I was happy to learn from Dr. M that my heart isn't sick or broken, just a little jumpy. Blood tests and EKG's all read normal. My diagnosis is stop-being-a-martyr-and-take-care-of-yourself-dammit syndrome. I'll take this as a the wake-up call I was looking for.
This world does not need more martyrs. It needs whole people who are ready to show up with their best selves, every day.
My children do not need martyrs. They need role models for how to care for themselves completely so they can show up, every day. They need parents who are rested and healthy, loving and patient. They need someone who will put on her own oxygen mask before helping them with theirs.
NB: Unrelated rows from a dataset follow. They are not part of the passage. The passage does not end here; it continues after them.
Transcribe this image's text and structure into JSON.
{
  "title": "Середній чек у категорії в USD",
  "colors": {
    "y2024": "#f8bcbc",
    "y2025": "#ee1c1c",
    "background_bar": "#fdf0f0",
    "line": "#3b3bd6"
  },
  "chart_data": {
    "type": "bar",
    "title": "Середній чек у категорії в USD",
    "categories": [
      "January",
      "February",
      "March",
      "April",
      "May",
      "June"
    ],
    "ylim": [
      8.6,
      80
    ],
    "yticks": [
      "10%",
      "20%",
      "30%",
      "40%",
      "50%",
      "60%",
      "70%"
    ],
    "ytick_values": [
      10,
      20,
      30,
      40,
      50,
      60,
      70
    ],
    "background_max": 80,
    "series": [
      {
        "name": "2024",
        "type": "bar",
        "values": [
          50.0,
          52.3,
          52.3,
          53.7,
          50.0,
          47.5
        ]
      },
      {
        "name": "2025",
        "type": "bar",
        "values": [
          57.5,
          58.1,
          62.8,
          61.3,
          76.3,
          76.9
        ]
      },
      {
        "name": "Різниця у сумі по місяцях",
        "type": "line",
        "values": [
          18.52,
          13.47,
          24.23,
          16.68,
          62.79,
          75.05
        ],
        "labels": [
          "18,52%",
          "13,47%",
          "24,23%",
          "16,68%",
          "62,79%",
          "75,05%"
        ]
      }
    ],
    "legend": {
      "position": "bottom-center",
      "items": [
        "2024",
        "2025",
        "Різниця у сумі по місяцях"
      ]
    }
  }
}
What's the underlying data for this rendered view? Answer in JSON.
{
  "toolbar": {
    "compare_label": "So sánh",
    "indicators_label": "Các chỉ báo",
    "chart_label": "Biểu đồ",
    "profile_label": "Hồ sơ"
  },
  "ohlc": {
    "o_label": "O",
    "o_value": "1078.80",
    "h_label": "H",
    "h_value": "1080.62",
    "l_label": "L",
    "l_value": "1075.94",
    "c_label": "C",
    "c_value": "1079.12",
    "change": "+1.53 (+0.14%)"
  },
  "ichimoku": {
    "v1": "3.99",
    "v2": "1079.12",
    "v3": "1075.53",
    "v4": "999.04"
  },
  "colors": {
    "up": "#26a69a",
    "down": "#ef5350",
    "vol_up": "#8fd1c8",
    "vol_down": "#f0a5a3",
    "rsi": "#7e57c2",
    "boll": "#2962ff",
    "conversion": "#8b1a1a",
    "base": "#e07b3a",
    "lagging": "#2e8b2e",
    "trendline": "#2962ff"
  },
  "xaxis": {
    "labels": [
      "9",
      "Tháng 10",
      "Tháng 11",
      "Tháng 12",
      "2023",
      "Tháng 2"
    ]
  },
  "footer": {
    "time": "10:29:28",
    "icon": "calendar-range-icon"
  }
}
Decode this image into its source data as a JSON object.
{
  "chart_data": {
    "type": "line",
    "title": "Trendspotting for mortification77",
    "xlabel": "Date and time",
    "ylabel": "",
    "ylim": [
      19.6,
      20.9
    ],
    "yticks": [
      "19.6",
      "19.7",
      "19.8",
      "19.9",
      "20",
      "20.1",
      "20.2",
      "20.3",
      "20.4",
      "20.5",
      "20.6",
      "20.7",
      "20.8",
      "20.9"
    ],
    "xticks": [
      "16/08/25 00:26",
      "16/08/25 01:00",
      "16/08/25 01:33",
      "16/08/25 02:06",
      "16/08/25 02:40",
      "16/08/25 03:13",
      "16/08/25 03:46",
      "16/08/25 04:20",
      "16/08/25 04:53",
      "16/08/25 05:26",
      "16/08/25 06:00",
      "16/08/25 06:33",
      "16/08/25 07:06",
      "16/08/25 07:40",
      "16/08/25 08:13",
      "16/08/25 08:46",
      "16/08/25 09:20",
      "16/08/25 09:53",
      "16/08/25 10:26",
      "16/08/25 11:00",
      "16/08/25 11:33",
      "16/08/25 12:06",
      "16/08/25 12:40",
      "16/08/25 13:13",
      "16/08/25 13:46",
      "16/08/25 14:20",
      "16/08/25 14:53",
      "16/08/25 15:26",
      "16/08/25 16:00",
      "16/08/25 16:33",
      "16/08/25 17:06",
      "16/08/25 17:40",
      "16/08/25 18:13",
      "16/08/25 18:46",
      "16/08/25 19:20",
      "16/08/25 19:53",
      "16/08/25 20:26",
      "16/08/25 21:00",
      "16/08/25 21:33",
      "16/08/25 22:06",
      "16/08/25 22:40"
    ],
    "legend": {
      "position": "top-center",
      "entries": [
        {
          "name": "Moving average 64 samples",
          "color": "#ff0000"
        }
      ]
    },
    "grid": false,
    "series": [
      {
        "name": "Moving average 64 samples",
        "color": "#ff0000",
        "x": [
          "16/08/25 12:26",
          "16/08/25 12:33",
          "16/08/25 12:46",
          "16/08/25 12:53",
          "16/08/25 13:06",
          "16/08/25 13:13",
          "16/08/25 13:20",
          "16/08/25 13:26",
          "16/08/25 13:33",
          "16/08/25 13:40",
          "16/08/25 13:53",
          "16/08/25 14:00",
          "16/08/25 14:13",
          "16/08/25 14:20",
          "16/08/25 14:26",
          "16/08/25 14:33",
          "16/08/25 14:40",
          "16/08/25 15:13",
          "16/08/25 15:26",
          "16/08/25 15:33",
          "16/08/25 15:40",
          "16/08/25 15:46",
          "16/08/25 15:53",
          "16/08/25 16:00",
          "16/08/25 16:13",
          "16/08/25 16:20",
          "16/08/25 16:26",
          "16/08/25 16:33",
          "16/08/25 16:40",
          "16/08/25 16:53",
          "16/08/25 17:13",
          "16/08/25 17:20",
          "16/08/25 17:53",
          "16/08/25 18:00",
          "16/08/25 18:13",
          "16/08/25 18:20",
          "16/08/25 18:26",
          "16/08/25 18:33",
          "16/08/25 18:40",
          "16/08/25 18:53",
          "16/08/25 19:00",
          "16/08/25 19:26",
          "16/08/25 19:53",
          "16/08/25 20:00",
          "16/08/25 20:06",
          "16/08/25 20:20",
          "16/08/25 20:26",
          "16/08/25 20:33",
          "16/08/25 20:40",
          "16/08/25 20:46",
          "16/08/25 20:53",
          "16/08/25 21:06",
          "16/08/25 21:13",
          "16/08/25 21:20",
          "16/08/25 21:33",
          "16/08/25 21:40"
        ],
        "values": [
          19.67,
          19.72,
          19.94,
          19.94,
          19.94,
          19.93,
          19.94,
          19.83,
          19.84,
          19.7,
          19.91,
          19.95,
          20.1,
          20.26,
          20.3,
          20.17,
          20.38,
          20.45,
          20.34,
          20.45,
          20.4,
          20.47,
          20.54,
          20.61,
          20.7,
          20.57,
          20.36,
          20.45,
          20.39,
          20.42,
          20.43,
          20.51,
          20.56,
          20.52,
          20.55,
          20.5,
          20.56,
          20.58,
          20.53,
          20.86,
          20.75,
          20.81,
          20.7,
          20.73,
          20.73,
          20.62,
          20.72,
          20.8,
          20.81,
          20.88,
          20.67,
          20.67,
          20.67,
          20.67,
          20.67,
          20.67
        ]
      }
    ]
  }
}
So here I am, writing this essay in a notebook while relaxing in a brown leather recliner at King Spa, a bargain slice of paradise just outside Chicago. I am letting my fear seep out of my pores and soaking the energizing heat into my aching muscles and disgusting summer feet and skittish heart. I have access to an oxygen mask so the least I can do is put it on.
Let's all try to remind ourselves, and each other, that we don't need to be martyrs. I give us all permission to engage in the radical self care that will keep us well. Martyrs burn out young, but my heart and I plan on sticking around for awhile.